Enasarco, tutti i numeri dei consulenti iscritti

ENASARCO, TUTTI I NUMERI – Quanti sono i consulenti finanziari iscritti a Enasarco? Erano anni che Anasf se lo chiedeva, e lo chiedeva alla Fondazione Enasarco. Dopo una lunga attesa, e a seguito della richiesta formale avanzata da Alfonsino Mei, componente del consiglio di amministrazione Enasarco eletto nel 2016 in quota Anasf, è arrivata finalmente una risposta. Una fotografia, consegnata nelle mani dell’associazione e resa nota oggi sulle pagine di CF, inserto del quotidiano MF, aggiornata al dicembre dello scorso anno, che lascia emergere una situazione alla quale, secondo l’associazione, occorre “mettere mano urgentemente”. Sintetizzando, sempre con le parole dell’associazione: “i silenti non beneficeranno dei contributi versati e gli attivi avranno pensioni ridotte all’osso”. Perché?
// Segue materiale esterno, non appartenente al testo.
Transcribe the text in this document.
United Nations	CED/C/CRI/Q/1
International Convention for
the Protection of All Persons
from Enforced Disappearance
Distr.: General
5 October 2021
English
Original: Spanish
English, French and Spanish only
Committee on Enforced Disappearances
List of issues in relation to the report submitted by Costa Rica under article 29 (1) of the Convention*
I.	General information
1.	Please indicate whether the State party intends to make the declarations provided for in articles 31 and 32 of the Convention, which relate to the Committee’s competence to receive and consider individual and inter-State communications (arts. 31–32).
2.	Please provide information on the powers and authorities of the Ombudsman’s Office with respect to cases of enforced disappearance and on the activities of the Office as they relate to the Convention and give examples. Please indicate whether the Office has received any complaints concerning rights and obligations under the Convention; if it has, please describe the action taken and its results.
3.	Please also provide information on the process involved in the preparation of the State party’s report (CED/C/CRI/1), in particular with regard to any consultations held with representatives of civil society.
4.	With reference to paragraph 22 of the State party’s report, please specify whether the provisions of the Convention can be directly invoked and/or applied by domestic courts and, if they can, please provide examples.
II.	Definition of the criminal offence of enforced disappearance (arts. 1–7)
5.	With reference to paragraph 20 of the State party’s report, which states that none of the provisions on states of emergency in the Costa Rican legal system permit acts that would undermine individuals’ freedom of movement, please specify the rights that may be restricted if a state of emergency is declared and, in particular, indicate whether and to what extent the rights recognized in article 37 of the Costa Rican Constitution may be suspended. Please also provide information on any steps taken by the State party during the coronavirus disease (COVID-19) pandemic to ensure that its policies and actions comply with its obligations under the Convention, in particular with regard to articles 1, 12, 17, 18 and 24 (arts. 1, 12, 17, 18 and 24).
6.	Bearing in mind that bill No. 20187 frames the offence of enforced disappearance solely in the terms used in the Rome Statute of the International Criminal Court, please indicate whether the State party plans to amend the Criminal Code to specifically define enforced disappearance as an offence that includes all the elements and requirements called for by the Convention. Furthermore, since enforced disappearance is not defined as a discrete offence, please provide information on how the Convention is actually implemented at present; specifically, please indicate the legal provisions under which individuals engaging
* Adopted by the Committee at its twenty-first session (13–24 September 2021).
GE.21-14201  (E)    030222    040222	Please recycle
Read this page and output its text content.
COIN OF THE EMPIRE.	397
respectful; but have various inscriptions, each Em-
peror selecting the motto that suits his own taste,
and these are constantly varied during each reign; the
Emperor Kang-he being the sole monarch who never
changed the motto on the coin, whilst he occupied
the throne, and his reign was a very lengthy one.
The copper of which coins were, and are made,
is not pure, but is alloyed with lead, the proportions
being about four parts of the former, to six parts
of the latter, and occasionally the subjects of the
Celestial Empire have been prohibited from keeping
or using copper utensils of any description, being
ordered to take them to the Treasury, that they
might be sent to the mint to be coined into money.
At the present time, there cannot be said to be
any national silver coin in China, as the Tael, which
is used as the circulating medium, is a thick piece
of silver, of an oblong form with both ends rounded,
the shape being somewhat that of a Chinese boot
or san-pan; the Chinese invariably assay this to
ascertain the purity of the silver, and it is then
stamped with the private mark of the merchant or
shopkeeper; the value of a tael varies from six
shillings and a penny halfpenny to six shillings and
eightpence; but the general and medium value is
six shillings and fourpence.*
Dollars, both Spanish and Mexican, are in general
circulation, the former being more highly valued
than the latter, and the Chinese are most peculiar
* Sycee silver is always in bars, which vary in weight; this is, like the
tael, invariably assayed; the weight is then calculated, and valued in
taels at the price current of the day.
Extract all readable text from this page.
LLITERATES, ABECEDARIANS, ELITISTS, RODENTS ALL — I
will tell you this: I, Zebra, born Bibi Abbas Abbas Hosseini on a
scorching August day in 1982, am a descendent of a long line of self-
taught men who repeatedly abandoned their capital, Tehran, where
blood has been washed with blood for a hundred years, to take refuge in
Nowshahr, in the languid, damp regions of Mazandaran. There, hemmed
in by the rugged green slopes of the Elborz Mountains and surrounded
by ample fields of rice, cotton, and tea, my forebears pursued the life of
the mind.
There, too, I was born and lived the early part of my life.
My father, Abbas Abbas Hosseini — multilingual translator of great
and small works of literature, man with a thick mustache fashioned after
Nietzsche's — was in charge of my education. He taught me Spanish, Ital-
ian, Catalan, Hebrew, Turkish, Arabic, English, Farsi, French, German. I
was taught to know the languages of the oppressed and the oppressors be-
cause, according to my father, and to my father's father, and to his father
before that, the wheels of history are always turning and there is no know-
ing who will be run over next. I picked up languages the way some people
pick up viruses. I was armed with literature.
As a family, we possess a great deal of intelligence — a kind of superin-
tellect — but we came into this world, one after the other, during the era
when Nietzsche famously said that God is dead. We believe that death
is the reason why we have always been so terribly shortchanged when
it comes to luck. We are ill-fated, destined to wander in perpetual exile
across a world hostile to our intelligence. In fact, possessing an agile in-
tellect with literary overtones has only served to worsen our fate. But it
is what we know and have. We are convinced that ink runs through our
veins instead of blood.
Ci arriviamo partendo dai numeri riferiti da Anasf: secondo il rapporto che ora è nelle mani dell’associazione, i cf iscritti alla Fondazione Enasarco sono 31mila: di questi, l’81% risulta attivo o volontario, laddove per “attivo” si indica il professionista che ha versato almeno un contributo, il 16% è silente e il 3% pensionato. Si tratta, rispettivamente, del 46%, del 9% e del 2% degli iscritti Ocf.
LA QUESTIONE SILENTI – Ad Anasf sta a cuore in particolare il tema dei silenti, ovvero quei professionisti che non posseggono tutti e tre i seguenti requisiti: aver effettuato versamenti per un minimo di 20 anni, avere un’anzianità anagrafica di almeno 65 anni (67 a partire dal 2019) e raggiungere quota 92 nella somma tra anni di contributi versati ed età anagrafica. È considerato silente, spiega Anasf, il cf che da almeno tre anni rispetto all’anno di riferimento non ha versato alcun contributo al Fondo Previdenza. Attualmente, i silenti risultano essere 5.041. Come tutelarli? “Il problema”, spiega Mei sulle pagine dell’inserto di MF, “si può anche risolvere attraverso il cumulo contributivo gratuito che potrà essere utilizzato da tutti i lavoratori che vantano più periodi di contribuzione presso forme di previdenza pubbliche obbligatorie”. Mei fa l’esempio di “un assicurato, classe 1956 e con 30 anni di versamenti in una gestione pubblica (ex Inpdap) dal 1970 al 2000, altri 10 anni nel fondo lavoratori dipendenti e altri 10 nella gestione separata, Poiché la somma dei periodi di contribuzione non coincidenti temporalmente è pari a 43 anni, l’interessato potrà uscire con la pensione anticipata per la quale è sufficiente perfezionare 42 anni e 10 mesi di contributi, a prescindere dall’età anagrafica”.

UN PLURIMANDATO “FITTIZIO” – “Per quanto riguarda la misura del trattamento previdenziale”, continua Mei, “tutte le gestioni erogheranno il trattamento pensionistico mantenendo il proprio sistema di calcolo. In particolare, avendo il lavoratore pù di 18 anni di contributi al 1995, la gestione pubblica e la gestione privata erogheranno il trattamento interamente con le regole del sistema retributivo, secondo il calcolo previsto da ciascun ordinamento e sulla base delle rispettive retribuzioni di riferimento, mentre la gestione separata erogherà la pensione con le regole del sistema contributivo”. Non solo: si apre anche il tema del plurimandato. Le pensioni medie di vecchiaia ammonterebbero, secondo i calcoli, a 600 euro: questo perché le case mandanti versano i contributi come se i cf fossero plurimandatari, possibilità prevista per legge ma che non sempre – anzi, quasi mai – corrisponde alla realtà professionale del consulente finanziario. Parlano i numeri riportati nell’inserto di MF: la quasi totalità (il 98%) dell’80% di iscritti Enasarco che alla Fondazione risulta plurimandatario nella realtà ha un solo mandato di agenzia produttivo per una sola società preponente.